The Karnataka Human Rights Commission in southern India has criticized the state government for its tepid response to attacks on Christians and Muslims and their places of worship.
“It shouldn’t just issue circulars but also show results,” Justice S. R. Nayak, the chairman of the commission, said, adding that just making a few arrests was inadequate, ucanews.com.
The commission asked the state government to hold senior police officials accountable for any attack on places of worship.
It also recommended setting up a committee at district headquarters to monitor communal tensions and deal with them effectively.
The commission directed the state administration to send within two months a detailed report on attacks on places of worship from 2007 to 2010 and the outcome of the investigation and prosecution.
It said the report should also contain details of the people accused, those who had absconded and the steps taken by police to trace them.
Hindu extremists launched attacks on Christians and their institutions in September 2008, three months after the pro-Hindu Bharatiya Janata Party came to power in Karnataka state.

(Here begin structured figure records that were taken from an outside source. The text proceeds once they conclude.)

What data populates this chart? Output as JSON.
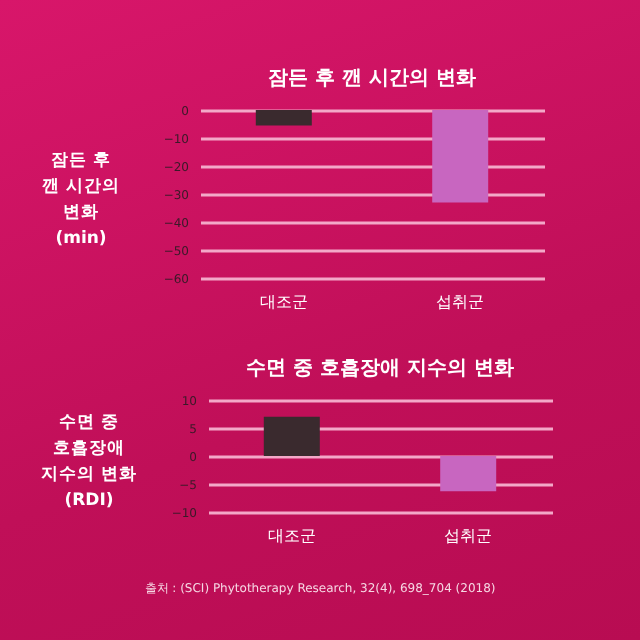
{
  "chart_data": [
    {
      "type": "bar",
      "title": "잠든 후 깬 시간의 변화",
      "ylabel": "잠든 후\n깬 시간의\n변화\n(min)",
      "categories": [
        "대조군",
        "섭취군"
      ],
      "values": [
        -5.5,
        -33
      ],
      "colors": [
        "#3a2a2e",
        "#c866c0"
      ],
      "ylim": [
        -60,
        0
      ],
      "yticks": [
        0,
        -10,
        -20,
        -30,
        -40,
        -50,
        -60
      ],
      "grid": "y"
    },
    {
      "type": "bar",
      "title": "수면 중 호흡장애 지수의 변화",
      "ylabel": "수면 중\n호흡장애\n지수의 변화\n(RDI)",
      "categories": [
        "대조군",
        "섭취군"
      ],
      "values": [
        7,
        -6.3
      ],
      "colors": [
        "#3a2a2e",
        "#c866c0"
      ],
      "ylim": [
        -10,
        10
      ],
      "yticks": [
        10,
        5,
        0,
        -5,
        -10
      ],
      "grid": "y",
      "annotations": [
        "출처 : (SCI) Phytotherapy Research, 32(4), 698_704 (2018)"
      ]
    }
  ]
}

They claimed that some Christian leaflets had contained derogatory remarks about Hinduism and its gods.
Other attacks have been in response to alleged forced religious conversions. But the commission on Sept. 28 said that the matter should be left to the law to deal with.
“It is for the rule of the land to decide if there are any cases of forced religious conversion,” Nayak said.
Sajan K. George, president of ecumenical Global Council of Indian Christians, said the commission’s decision, if implemented in earnest, would “be good for the Christian community in the state.”
Christians constitute 1.9 per cent of the state’s total population of 53 million people.